Le contexte de cette élection était parsemé de complications, les tentatives de Laura Villars et Tim Mayer de contester Ben Sulayem ayant été contrecarrées par les critères d’éligibilité stricts imposés par la FIA. Villars, qui avait initialement annoncé sa candidature, s’est retrouvée dans l’incapacité de rassembler la liste nécessaire de sept vice-présidents requise pour se présenter, une règle qui a involontairement mis de côté des challengers potentiels. Cette exigence stipulait que les candidats devaient trouver des vice-présidents provenant de différentes régions du monde, y compris l’Amérique du Nord, l’Amérique du Sud et l’Europe, entre autres. Cependant, avec Fabiana Ecclestone du Brésil déjà dans l’équipe de Ben Sulayem, la porte s’est fermée pour d’autres candidats d’Amérique du Sud.

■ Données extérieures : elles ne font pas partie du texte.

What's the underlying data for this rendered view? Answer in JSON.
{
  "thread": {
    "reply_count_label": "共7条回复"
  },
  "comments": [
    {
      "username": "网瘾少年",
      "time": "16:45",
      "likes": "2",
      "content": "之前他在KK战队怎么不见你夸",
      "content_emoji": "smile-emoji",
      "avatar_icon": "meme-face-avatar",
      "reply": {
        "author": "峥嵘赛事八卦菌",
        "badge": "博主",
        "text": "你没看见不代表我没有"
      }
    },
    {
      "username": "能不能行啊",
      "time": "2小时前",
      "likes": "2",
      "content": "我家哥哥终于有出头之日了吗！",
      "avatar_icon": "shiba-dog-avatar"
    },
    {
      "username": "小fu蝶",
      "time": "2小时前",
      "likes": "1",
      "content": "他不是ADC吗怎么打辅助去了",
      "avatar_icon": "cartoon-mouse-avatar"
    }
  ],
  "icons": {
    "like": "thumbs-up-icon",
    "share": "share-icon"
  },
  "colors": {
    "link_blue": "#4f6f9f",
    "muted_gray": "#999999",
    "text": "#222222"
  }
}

Mayer, qui a abandonné sa campagne en octobre, a exprimé de vives critiques sur le processus électoral de la FIA, accusant l’organisation de « manquer de transparence » et de perpétuer une façade de choix démocratique. Villars a intensifié la situation en engageant des actions en justice contre la FIA, contestant la légitimité de la procédure électorale. Son équipe juridique a demandé une décision d’urgence à un tribunal de Paris pour suspendre l’élection, arguant que le processus était fondamentalement vicié. Cependant, le tribunal a confirmé la décision de la FIA, permettant à l’élection de se dérouler comme prévu.

En réponse à la réaction, un porte-parole de la FIA a souligné leur engagement à dialoguer avec les clubs membres sur des questions critiques liées à la fois au sport automobile et à la mobilité automobile, indiquant que l’organisation reste concentrée sur l’avenir malgré les turbulences entourant l’élection.

Alors que Ben Sulayem entame son second mandat, il sera rejoint par des figures notables telles que Malcolm Wilson OBE, Tim Shearman et Carmelo Sanz de Barros. Les implications de cette élection, en particulier la part significative des membres qui se sont abstenus de voter, soulèvent d’importantes questions sur l’état de la gouvernance au sein de la FIA et la direction future du leadership du sport automobile. Le drame est loin d’être terminé, alors que le défi juridique de Villars se poursuit, avec une audience prévue pour février 2026, garantissant que la controverse autour de cette élection résonnera dans les couloirs de la gouvernance du sport automobile pendant des années à venir.